Braunstein hopes that managed care will be forced to become more responsible about its decision-making. "I think their finances should become more of a public record and should be scrutinized. I hope that the patients' bill of rights will be passed."
For now, Braunstein is leaving internal medicine in favor of emergency medicine, where he feels he has the greater freedom to treat patients.
Braunstein admits he is fond of elderly Jewish patients. His relationship with his own grandfather, Abraham Berman, who died on Nov. 21 at 85, was a close one.
"I think my grandfather valued medicine as a higher moral calling than anything else," Braunstein says. "He was really proud that I went to medical school in Israel."
When his grandfather became gravely ill last June, Braunstein helped to treat him in the hospital, returning to see him after treating other patients, especially since he knew his grandfather's private doctors couldn't attend to him around the clock.
One day, Braunstein arrived to find his grandfather "barely arousable.
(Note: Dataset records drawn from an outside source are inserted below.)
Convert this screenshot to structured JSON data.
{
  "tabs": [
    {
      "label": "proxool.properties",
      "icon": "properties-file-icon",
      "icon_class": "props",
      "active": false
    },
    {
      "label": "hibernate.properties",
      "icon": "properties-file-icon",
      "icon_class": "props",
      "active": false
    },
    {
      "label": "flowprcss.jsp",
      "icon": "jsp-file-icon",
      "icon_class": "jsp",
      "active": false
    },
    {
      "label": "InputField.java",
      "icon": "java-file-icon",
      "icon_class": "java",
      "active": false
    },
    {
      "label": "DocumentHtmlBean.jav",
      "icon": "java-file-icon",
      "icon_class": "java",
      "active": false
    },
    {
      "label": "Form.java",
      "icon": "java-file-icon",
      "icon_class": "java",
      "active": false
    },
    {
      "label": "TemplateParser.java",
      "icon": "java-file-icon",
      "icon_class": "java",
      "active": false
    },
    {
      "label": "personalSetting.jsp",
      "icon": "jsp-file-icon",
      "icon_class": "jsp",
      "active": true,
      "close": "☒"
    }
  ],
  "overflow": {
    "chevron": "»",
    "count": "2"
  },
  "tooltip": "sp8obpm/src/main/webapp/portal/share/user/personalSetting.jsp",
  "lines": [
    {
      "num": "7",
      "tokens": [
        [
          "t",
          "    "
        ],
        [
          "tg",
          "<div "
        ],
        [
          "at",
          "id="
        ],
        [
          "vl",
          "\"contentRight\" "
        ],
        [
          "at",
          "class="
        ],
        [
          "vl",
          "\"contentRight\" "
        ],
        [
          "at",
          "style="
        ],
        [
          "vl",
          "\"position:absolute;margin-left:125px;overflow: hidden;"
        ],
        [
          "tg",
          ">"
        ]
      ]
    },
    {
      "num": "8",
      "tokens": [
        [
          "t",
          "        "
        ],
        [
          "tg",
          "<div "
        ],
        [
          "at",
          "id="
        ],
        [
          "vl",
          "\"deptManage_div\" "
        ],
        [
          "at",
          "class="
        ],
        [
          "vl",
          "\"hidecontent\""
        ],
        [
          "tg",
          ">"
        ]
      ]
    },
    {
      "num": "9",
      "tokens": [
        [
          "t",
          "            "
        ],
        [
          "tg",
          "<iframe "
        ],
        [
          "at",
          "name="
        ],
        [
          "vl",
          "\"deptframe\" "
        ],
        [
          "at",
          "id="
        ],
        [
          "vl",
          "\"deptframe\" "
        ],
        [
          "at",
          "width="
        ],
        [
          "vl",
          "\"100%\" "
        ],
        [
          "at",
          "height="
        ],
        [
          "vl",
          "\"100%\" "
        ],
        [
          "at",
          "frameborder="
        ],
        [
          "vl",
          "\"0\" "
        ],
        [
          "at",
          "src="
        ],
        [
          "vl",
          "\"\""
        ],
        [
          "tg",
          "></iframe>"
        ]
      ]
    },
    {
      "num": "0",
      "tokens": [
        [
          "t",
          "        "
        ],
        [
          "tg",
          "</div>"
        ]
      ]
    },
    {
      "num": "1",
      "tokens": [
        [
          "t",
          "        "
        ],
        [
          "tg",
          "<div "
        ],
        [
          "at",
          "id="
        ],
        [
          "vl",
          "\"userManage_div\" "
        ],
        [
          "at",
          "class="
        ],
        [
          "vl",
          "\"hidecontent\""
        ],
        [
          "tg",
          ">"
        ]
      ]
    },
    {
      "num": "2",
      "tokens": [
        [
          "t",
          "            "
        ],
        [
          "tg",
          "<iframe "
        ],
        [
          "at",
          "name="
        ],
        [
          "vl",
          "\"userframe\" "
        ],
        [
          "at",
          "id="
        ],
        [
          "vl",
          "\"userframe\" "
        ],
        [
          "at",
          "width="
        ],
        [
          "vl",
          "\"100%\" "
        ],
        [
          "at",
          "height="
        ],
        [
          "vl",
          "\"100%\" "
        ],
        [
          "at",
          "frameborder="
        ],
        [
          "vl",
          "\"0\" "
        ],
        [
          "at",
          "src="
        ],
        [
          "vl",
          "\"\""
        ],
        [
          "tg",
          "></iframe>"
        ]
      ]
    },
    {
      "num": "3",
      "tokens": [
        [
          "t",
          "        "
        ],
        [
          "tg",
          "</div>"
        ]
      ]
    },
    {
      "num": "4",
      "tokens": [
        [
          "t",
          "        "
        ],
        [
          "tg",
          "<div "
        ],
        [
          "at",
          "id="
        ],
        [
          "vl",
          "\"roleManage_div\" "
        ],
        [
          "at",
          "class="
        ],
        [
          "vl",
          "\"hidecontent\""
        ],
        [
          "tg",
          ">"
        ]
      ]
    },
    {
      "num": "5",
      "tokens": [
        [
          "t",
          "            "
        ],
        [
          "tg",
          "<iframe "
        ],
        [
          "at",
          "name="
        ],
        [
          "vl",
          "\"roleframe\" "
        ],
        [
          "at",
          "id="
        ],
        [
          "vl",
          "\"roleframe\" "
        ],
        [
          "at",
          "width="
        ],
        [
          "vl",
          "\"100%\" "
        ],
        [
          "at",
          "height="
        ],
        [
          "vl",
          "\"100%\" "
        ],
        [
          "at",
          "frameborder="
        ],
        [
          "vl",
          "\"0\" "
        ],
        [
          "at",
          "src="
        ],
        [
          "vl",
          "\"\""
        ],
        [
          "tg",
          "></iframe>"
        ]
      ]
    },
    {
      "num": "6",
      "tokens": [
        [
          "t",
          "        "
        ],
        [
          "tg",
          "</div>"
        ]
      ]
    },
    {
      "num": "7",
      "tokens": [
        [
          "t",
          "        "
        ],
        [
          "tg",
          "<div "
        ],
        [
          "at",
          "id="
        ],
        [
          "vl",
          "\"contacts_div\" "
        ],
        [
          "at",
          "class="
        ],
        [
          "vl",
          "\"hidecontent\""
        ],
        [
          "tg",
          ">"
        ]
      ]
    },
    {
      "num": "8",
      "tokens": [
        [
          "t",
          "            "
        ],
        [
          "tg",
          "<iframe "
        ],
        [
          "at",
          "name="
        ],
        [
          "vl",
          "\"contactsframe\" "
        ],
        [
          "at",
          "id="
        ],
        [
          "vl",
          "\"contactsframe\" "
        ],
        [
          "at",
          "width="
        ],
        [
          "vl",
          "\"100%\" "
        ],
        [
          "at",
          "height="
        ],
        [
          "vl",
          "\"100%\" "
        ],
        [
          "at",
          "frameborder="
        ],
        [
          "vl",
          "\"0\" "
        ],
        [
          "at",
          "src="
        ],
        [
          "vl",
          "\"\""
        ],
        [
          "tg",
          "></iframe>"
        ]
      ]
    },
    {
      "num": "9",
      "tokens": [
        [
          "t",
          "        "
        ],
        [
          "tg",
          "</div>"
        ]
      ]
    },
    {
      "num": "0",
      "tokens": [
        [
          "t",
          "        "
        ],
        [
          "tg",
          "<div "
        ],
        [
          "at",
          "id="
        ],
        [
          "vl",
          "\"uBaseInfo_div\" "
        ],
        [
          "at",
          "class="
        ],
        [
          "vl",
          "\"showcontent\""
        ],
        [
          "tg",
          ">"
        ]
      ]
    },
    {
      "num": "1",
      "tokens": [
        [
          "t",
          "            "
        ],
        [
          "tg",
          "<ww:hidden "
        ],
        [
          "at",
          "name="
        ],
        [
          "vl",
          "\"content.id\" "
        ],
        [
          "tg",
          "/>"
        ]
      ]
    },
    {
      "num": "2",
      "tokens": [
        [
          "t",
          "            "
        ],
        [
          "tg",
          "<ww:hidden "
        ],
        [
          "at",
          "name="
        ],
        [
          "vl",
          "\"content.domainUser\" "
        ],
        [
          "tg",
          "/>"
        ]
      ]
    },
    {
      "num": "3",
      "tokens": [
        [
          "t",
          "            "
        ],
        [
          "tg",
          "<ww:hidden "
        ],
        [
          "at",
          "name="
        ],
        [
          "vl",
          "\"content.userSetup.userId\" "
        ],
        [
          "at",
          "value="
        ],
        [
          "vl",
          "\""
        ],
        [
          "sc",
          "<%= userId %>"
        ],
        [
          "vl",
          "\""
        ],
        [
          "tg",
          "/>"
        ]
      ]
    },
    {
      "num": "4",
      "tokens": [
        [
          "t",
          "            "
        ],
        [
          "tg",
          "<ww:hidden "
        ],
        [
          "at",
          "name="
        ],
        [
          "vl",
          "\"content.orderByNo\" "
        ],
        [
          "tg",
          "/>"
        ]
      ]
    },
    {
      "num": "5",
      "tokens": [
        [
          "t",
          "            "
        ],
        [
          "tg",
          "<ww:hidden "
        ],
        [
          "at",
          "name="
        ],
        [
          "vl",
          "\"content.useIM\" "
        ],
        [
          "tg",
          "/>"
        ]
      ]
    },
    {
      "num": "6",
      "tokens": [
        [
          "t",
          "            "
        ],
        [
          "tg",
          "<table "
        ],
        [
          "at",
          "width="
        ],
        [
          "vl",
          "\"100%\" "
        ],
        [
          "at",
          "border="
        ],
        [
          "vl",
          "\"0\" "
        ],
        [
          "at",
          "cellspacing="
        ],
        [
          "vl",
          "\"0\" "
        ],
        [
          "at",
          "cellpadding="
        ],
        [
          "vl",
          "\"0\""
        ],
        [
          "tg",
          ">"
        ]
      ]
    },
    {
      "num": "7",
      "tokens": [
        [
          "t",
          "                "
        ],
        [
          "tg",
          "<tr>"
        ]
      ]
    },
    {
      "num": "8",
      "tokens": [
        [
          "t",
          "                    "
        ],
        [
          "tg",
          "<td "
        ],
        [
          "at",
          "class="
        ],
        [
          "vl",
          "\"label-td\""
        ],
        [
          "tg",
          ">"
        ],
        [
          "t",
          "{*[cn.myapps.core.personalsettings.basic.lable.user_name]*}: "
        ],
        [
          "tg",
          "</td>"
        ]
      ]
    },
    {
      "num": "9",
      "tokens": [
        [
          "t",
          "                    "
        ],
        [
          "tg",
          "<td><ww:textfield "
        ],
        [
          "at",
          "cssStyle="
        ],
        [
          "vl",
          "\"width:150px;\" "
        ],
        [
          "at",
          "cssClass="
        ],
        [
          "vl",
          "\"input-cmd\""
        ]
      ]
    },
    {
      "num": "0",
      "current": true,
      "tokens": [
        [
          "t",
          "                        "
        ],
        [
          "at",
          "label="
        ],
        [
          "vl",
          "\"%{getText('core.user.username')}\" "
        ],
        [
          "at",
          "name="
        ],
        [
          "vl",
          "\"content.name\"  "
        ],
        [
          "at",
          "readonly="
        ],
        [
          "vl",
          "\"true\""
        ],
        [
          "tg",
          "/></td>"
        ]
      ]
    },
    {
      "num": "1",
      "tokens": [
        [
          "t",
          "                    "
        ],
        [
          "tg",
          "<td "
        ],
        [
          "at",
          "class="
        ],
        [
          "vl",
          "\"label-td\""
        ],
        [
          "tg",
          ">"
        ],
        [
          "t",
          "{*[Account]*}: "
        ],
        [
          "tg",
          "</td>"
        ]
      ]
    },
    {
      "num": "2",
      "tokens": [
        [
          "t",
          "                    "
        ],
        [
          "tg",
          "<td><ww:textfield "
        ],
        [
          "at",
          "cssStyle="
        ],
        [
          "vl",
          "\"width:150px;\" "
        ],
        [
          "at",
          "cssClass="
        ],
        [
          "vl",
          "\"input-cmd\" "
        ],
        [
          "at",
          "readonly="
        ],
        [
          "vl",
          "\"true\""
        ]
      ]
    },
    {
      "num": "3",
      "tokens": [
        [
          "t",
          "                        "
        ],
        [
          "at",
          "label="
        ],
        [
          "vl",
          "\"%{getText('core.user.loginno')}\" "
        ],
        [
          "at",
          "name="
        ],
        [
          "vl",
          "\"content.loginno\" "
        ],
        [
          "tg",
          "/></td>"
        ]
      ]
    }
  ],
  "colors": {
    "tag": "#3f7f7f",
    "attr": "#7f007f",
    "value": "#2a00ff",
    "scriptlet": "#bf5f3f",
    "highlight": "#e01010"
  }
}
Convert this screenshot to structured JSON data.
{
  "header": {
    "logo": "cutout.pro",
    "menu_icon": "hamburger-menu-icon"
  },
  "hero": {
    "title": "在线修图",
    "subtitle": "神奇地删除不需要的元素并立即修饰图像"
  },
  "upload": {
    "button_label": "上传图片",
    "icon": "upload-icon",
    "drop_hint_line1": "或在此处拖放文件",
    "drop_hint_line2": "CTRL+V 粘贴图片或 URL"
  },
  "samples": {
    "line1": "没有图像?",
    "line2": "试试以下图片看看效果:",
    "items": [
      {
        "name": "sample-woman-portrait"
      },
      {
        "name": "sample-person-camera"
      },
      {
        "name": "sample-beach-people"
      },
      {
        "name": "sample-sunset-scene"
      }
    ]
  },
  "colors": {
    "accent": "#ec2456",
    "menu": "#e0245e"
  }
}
He was lying there with his eyes open and was not responding to me," despite the fact that physicians had already been in that morning.
It turned out that his grandfather had not properly swallowed some food that morning, and some went into his lungs. "If I hadn't come by that day and checked the labs, he would have died for sure."
The problem, says Braunstein, is that "HMOs are keeping costs down because they're rationing what can and can't be done. ... In the end, the cost to human life and resources is higher."